Nothing McWebb did or said after he was detained outside 2036 Park Avenue would have suggested to the police that there were two apartments on the third floor. McWebb provided the key that opened the doors on the first floor and on the third floor. The police could reasonably have believed that McWebb was admitting them to an undivided apartment on the third floor. When the officers entered the foyer on the third floor, neither McWebb nor Garrison informed them that they lived in separate apartments. App. 39-40, 42.
We expressly distinguish the facts of this case from a situation in which the police know there are two apartments on a certain floor of a building, and have probable cause to believe that drugs are being sold out of that floor, but do not know in which of the two apartments the illegal transactions are taking place. A search pursuant to a warrant authorizing a search of the entire floor under those circumstances would present quite different issues from the ones before us in this case.
Respondent argued that the execution of the warrant violated the Fourth Amendment at the moment when the officers “walked in through that threshold of that house . . . .” Tr. ofOralArg. 35. At another point respondent argued that the search was illegal at the point when the police went through Garrison’s apartment without probable cause for his apartment. Id., at 43. For the purpose of addressing respondent’s argument, the exact point at which he asserts the search became illegal is not essential. Whether the illegal threshold is viewed as the beginning of the entire premises or as the beginning of those premises that, upon closer examination, turn out to be excluded from the intended scope of the warrant, we cannot accept respondent’s argument. It would brand as illegal the execution of any warrant in which, due to a mistake in fact, the premises intended to be searched vary from their description in the warrant. Yet in this case, in which the mistake in fact does not invalidate the warrant precisely because the police do not know of the mistake in fact when they apply for, receive, and prepare to execute the warrant, the police cannot reasonably know prior to their search that the warrant rests on a mistake in fact. It is only after the police begin to execute the warrant and set foot upon the described premises that they will discover the factual mistake and must reasonably limit their search accordingly.

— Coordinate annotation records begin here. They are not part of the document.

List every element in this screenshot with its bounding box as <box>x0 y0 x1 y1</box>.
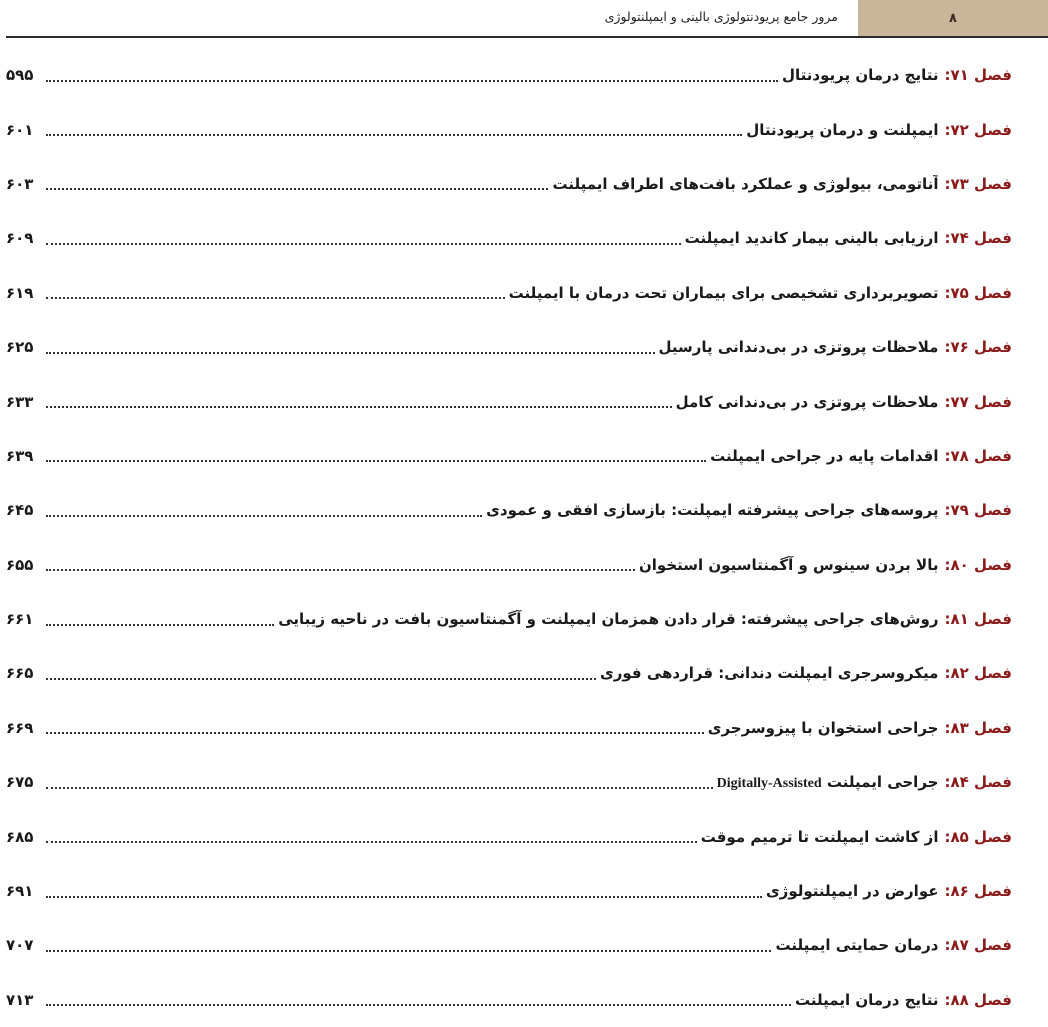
chapter-number: فصل ۸۲: <box>944 664 1012 683</box>
chapter-title <box>509 284 939 302</box>
chapter-title <box>795 991 938 1009</box>
chapter-page-number: ۶۰۳ <box>6 174 34 193</box>
chapter-title-text: درمان حمایتی ایمپلنت <box>775 936 939 955</box>
chapter-title-text: عوارض در ایمپلنتولوژی <box>765 882 939 901</box>
toc-entry[interactable] <box>6 102 1012 156</box>
chapter-number: فصل ۷۱: <box>944 66 1012 85</box>
chapter-number: فصل ۷۹: <box>944 501 1012 520</box>
chapter-number: فصل ۸۳: <box>944 718 1012 737</box>
chapter-page-number: ۶۹۱ <box>6 882 34 901</box>
chapter-title <box>278 610 938 628</box>
chapter-page-number: ۶۵۵ <box>6 555 34 574</box>
chapter-number: فصل ۸۴: <box>944 773 1012 792</box>
dot-leader <box>46 622 274 626</box>
chapter-page-number: ۶۱۹ <box>6 283 34 302</box>
chapter-page-number: ۷۰۷ <box>6 936 34 955</box>
chapter-page-number: ۶۸۵ <box>6 827 34 846</box>
toc-entry[interactable] <box>6 809 1012 863</box>
chapter-page-number: ۶۳۹ <box>6 446 34 465</box>
dot-leader <box>46 186 548 190</box>
chapter-number: فصل ۷۸: <box>944 446 1012 465</box>
dot-leader <box>46 894 762 898</box>
chapter-title <box>708 719 939 737</box>
chapter-title <box>685 229 939 247</box>
dot-leader <box>46 730 704 734</box>
chapter-page-number: ۶۰۹ <box>6 229 34 248</box>
chapter-title <box>746 121 938 139</box>
chapter-title <box>717 773 939 792</box>
chapter-title <box>639 556 939 574</box>
toc-entry[interactable] <box>6 538 1012 592</box>
dot-leader <box>46 404 672 408</box>
chapter-title-text: پروسه‌های جراحی پیشرفته ایمپلنت: بازسازی افقی و عمودی <box>486 501 939 520</box>
table-of-contents <box>6 48 1012 1027</box>
book-title: مرور جامع پریودنتولوژی بالینی و ایمپلنتولوژی <box>604 9 838 24</box>
chapter-title-text: ملاحظات پروتزی در بی‌دندانی کامل <box>675 392 939 411</box>
chapter-title <box>600 664 938 682</box>
chapter-number: فصل ۸۸: <box>944 990 1012 1009</box>
toc-entry[interactable] <box>6 211 1012 265</box>
chapter-title-text: بالا بردن سینوس و آگمنتاسیون استخوان <box>638 555 939 574</box>
chapter-page-number: ۶۶۹ <box>6 718 34 737</box>
chapter-title-text: از کاشت ایمپلنت تا ترمیم موقت <box>700 827 939 846</box>
toc-entry[interactable] <box>6 429 1012 483</box>
toc-entry[interactable] <box>6 374 1012 428</box>
dot-leader <box>46 567 635 571</box>
chapter-number: فصل ۸۶: <box>944 882 1012 901</box>
chapter-title-text: نتایج درمان ایمپلنت <box>795 990 939 1009</box>
toc-entry[interactable] <box>6 864 1012 918</box>
chapter-number: فصل ۸۰: <box>944 555 1012 574</box>
chapter-title-text: میکروسرجری ایمپلنت دندانی: قراردهی فوری <box>599 664 939 683</box>
chapter-page-number: ۶۰۱ <box>6 120 34 139</box>
chapter-page-number: ۷۱۳ <box>6 990 34 1009</box>
dot-leader <box>46 78 778 82</box>
chapter-title <box>775 936 938 954</box>
toc-entry[interactable] <box>6 918 1012 972</box>
chapter-number: فصل ۷۶: <box>944 338 1012 357</box>
chapter-title <box>552 175 938 193</box>
chapter-title <box>710 447 938 465</box>
chapter-number: فصل ۷۲: <box>944 120 1012 139</box>
toc-entry[interactable] <box>6 266 1012 320</box>
chapter-title <box>766 882 939 900</box>
chapter-title-text: ارزیابی بالینی بیمار کاندید ایمپلنت <box>684 229 939 248</box>
chapter-page-number: ۶۴۵ <box>6 501 34 520</box>
chapter-page-number: ۶۳۳ <box>6 392 34 411</box>
dot-leader <box>46 350 655 354</box>
page-header <box>0 0 1048 38</box>
chapter-page-number: ۵۹۵ <box>6 66 34 85</box>
chapter-number: فصل ۷۴: <box>944 229 1012 248</box>
chapter-number: فصل ۸۵: <box>944 827 1012 846</box>
toc-entry[interactable] <box>6 701 1012 755</box>
chapter-title-text: ایمپلنت و درمان پریودنتال <box>746 120 939 139</box>
header-rule <box>6 36 1048 38</box>
dot-leader <box>46 458 706 462</box>
dot-leader <box>46 513 482 517</box>
chapter-title-text: روش‌های جراحی پیشرفته: قرار دادن همزمان ایمپلنت و آگمنتاسیون بافت در ناحیه زیبایی <box>278 610 939 629</box>
toc-entry[interactable] <box>6 592 1012 646</box>
chapter-page-number: ۶۶۱ <box>6 610 34 629</box>
chapter-title-text: ملاحظات پروتزی در بی‌دندانی پارسیل <box>658 338 939 357</box>
toc-entry[interactable] <box>6 973 1012 1027</box>
chapter-number: فصل ۸۱: <box>944 610 1012 629</box>
page-number-badge <box>858 0 1048 37</box>
chapter-title <box>676 393 939 411</box>
chapter-title-text: جراحی استخوان با پیزوسرجری <box>707 718 939 737</box>
chapter-title-latin: Digitally-Assisted <box>716 775 822 791</box>
toc-entry[interactable] <box>6 157 1012 211</box>
chapter-title-text: تصویربرداری تشخیصی برای بیماران تحت درمان با ایمپلنت <box>508 283 939 302</box>
chapter-title <box>782 66 938 84</box>
chapter-number: فصل ۷۵: <box>944 283 1012 302</box>
toc-entry[interactable] <box>6 320 1012 374</box>
chapter-title-text: جراحی ایمپلنت <box>826 772 939 791</box>
dot-leader <box>46 241 681 245</box>
dot-leader <box>46 132 742 136</box>
toc-entry[interactable] <box>6 646 1012 700</box>
chapter-title-text: آناتومی، بیولوژی و عملکرد بافت‌های اطراف ایمپلنت <box>552 174 939 193</box>
toc-entry[interactable] <box>6 755 1012 809</box>
dot-leader <box>46 839 697 843</box>
dot-leader <box>46 785 713 789</box>
chapter-page-number: ۶۲۵ <box>6 338 34 357</box>
chapter-number: فصل ۷۷: <box>944 392 1012 411</box>
dot-leader <box>46 948 771 952</box>
page-number: ۸ <box>949 11 957 26</box>
chapter-page-number: ۶۷۵ <box>6 773 34 792</box>
toc-entry[interactable] <box>6 48 1012 102</box>
dot-leader <box>46 295 505 299</box>
chapter-title <box>659 338 939 356</box>
chapter-number: فصل ۸۷: <box>944 936 1012 955</box>
chapter-title <box>701 828 939 846</box>
dot-leader <box>46 676 596 680</box>
chapter-title-text: نتایج درمان پریودنتال <box>782 66 939 85</box>
dot-leader <box>46 1002 791 1006</box>
toc-entry[interactable] <box>6 483 1012 537</box>
chapter-title <box>486 501 938 519</box>
chapter-page-number: ۶۶۵ <box>6 664 34 683</box>
chapter-number: فصل ۷۳: <box>944 174 1012 193</box>
chapter-title-text: اقدامات پایه در جراحی ایمپلنت <box>710 446 939 465</box>
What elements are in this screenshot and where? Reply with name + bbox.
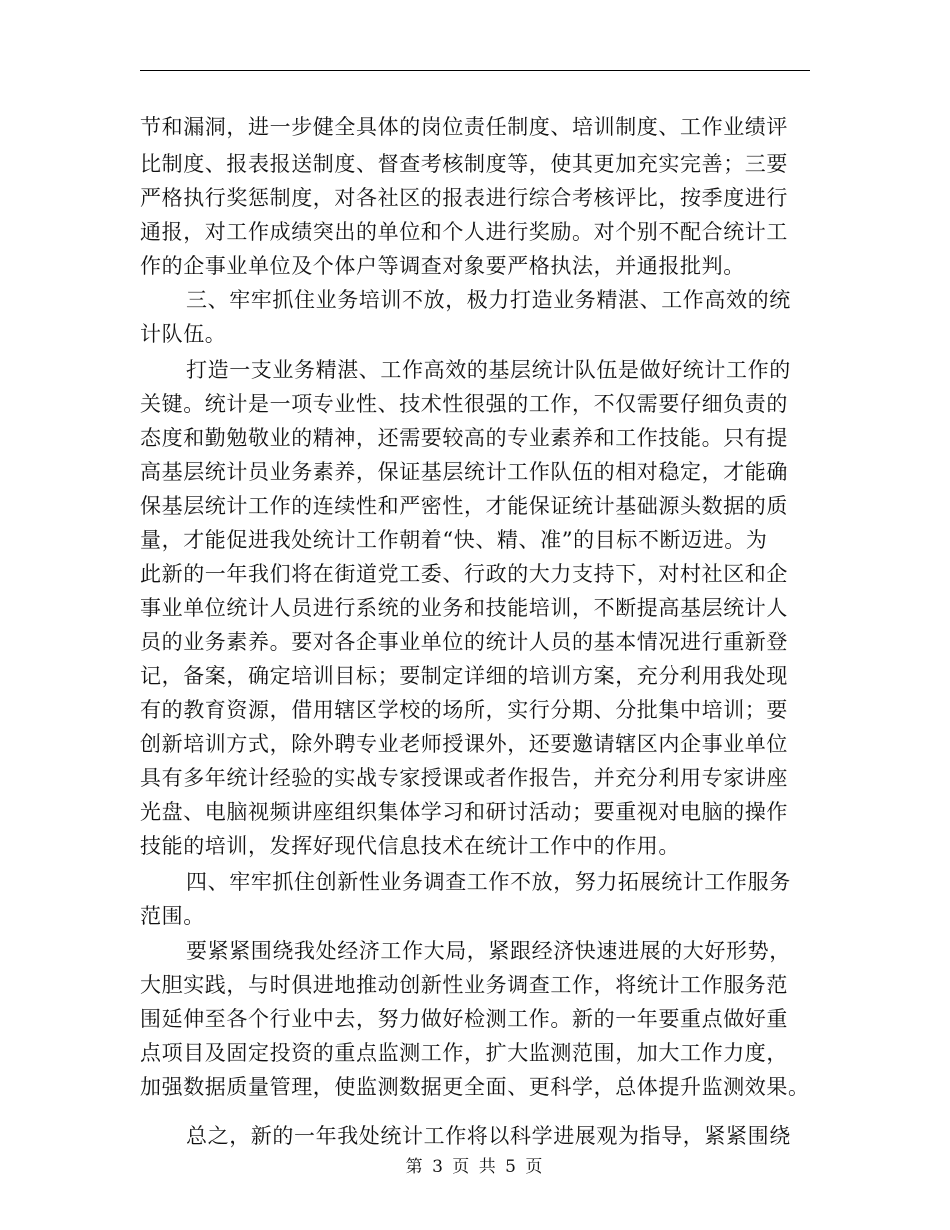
- text-line: 具有多年统计经验的实战专家授课或者作报告，并充分利用专家讲座: [140, 766, 788, 790]
- text-line: 此新的一年我们将在街道党工委、行政的大力支持下，对村社区和企: [140, 562, 788, 586]
- text-line: 围延伸至各个行业中去，努力做好检测工作。新的一年要重点做好重: [140, 1007, 788, 1031]
- text-line: 作的企事业单位及个体户等调查对象要严格执法，并通报批判。: [140, 254, 745, 278]
- section-heading-line: 计队伍。: [140, 322, 227, 346]
- text-line: 创新培训方式，除外聘专业老师授课外，还要邀请辖区内企事业单位: [140, 732, 788, 756]
- text-line: 有的教育资源，借用辖区学校的场所，实行分期、分批集中培训；要: [140, 698, 788, 722]
- text-line: 态度和勤勉敬业的精神，还需要较高的专业素养和工作技能。只有提: [140, 426, 788, 450]
- text-line: 员的业务素养。要对各企事业单位的统计人员的基本情况进行重新登: [140, 630, 788, 654]
- text-line: 记，备案，确定培训目标；要制定详细的培训方案，充分利用我处现: [140, 664, 788, 688]
- text-line: 点项目及固定投资的重点监测工作，扩大监测范围，加大工作力度，: [140, 1041, 788, 1065]
- text-line: 保基层统计工作的连续性和严密性，才能保证统计基础源头数据的质: [140, 494, 788, 518]
- text-line: 高基层统计员业务素养，保证基层统计工作队伍的相对稳定，才能确: [140, 460, 788, 484]
- text-line: 打造一支业务精湛、工作高效的基层统计队伍是做好统计工作的: [186, 358, 791, 382]
- text-line: 比制度、报表报送制度、督查考核制度等，使其更加充实完善；三要: [140, 152, 788, 176]
- text-line: 严格执行奖惩制度，对各社区的报表进行综合考核评比，按季度进行: [140, 186, 788, 210]
- text-line: 大胆实践，与时俱进地推动创新性业务调查工作，将统计工作服务范: [140, 973, 788, 997]
- text-line: 加强数据质量管理，使监测数据更全面、更科学，总体提升监测效果。: [140, 1075, 810, 1099]
- text-line: 事业单位统计人员进行系统的业务和技能培训，不断提高基层统计人: [140, 596, 788, 620]
- text-line: 要紧紧围绕我处经济工作大局，紧跟经济快速进展的大好形势，: [186, 939, 791, 963]
- page-number-footer: 第 3 页 共 5 页: [405, 1157, 545, 1177]
- header-rule: [140, 70, 810, 71]
- text-line: 通报，对工作成绩突出的单位和个人进行奖励。对个别不配合统计工: [140, 220, 788, 244]
- section-heading-line: 范围。: [140, 904, 205, 928]
- text-line: 节和漏洞，进一步健全具体的岗位责任制度、培训制度、工作业绩评: [140, 115, 788, 139]
- text-line: 关键。统计是一项专业性、技术性很强的工作，不仅需要仔细负责的: [140, 392, 788, 416]
- text-line: 光盘、电脑视频讲座组织集体学习和研讨活动；要重视对电脑的操作: [140, 800, 788, 824]
- section-heading-line: 四、牢牢抓住创新性业务调查工作不放，努力拓展统计工作服务: [186, 870, 791, 894]
- text-line: 量，才能促进我处统计工作朝着“快、精、准”的目标不断迈进。为: [140, 528, 768, 552]
- text-line: 技能的培训，发挥好现代信息技术在统计工作中的作用。: [140, 834, 680, 858]
- text-line: 总之，新的一年我处统计工作将以科学进展观为指导，紧紧围绕: [186, 1124, 791, 1148]
- section-heading-line: 三、牢牢抓住业务培训不放，极力打造业务精湛、工作高效的统: [186, 288, 791, 312]
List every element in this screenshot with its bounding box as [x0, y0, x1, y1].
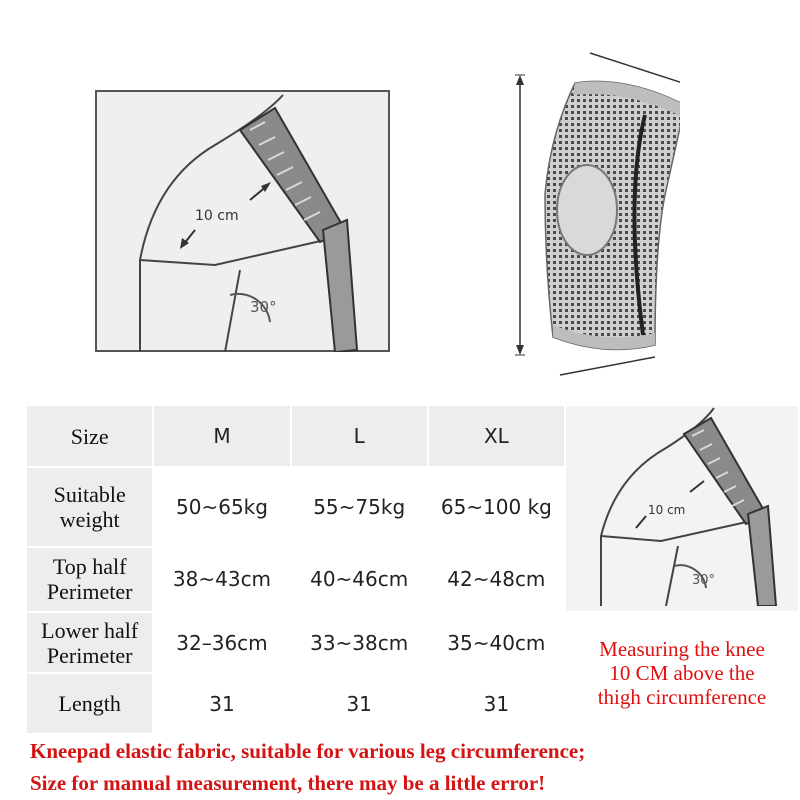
size-m: M: [154, 406, 289, 466]
top-perimeter-l: 40~46cm: [292, 548, 427, 611]
knee-brace-image: [505, 45, 680, 390]
length-l: 31: [292, 674, 427, 733]
measure-label-small: 10 cm: [647, 503, 686, 517]
lower-perimeter-l: 33~38cm: [292, 613, 427, 672]
weight-m: 50~65kg: [154, 468, 289, 545]
lower-perimeter-m: 32–36cm: [154, 613, 289, 672]
weight-l: 55~75kg: [292, 468, 427, 545]
footer-note: [30, 735, 585, 799]
side-diagram-cell: [566, 406, 798, 611]
size-xl: XL: [429, 406, 564, 466]
top-perimeter-xl: 42~48cm: [429, 548, 564, 611]
angle-label: 30°: [250, 298, 277, 316]
note-line: Measuring the knee: [599, 637, 765, 661]
length-xl: 31: [429, 674, 564, 733]
note-line: thigh circumference: [597, 685, 767, 709]
knee-measurement-diagram: [95, 90, 390, 352]
row-label-weight: Suitable weight: [27, 468, 152, 545]
angle-label-small: 30°: [691, 573, 716, 588]
footer-line: Size for manual measurement, there may be a little error!: [30, 771, 546, 795]
measure-label: 10 cm: [195, 208, 239, 224]
size-l: L: [292, 406, 427, 466]
row-label-top-perimeter: Top half Perimeter: [27, 548, 152, 611]
top-perimeter-m: 38~43cm: [154, 548, 289, 611]
row-label-lower-perimeter: Lower half Perimeter: [27, 613, 152, 672]
length-m: 31: [154, 674, 289, 733]
note-line: 10 CM above the: [609, 661, 755, 685]
footer-line: Kneepad elastic fabric, suitable for various leg circumference;: [30, 739, 586, 763]
size-header: Size: [27, 406, 152, 466]
lower-perimeter-xl: 35~40cm: [429, 613, 564, 672]
row-label-length: Length: [27, 674, 152, 733]
table-row: [27, 613, 798, 672]
measurement-note: [566, 613, 798, 733]
knee-measurement-diagram-small: [566, 406, 798, 606]
size-table: [25, 404, 800, 735]
table-row: [27, 406, 798, 466]
weight-xl: 65~100 kg: [429, 468, 564, 545]
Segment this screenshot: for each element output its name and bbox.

Respondent proposes that the police conduct a preliminary survey of the premises whenever they search a building in which there are multiple dwelling units, in order to determine the extent of the premises to be searched. Id., at 42. We find no persuasive reason to impose such a burden over and above the bedrock requirement that, with the exceptions we have traced in our cases, the police may conduct searches only pursuant to a reasonably detailed warrant.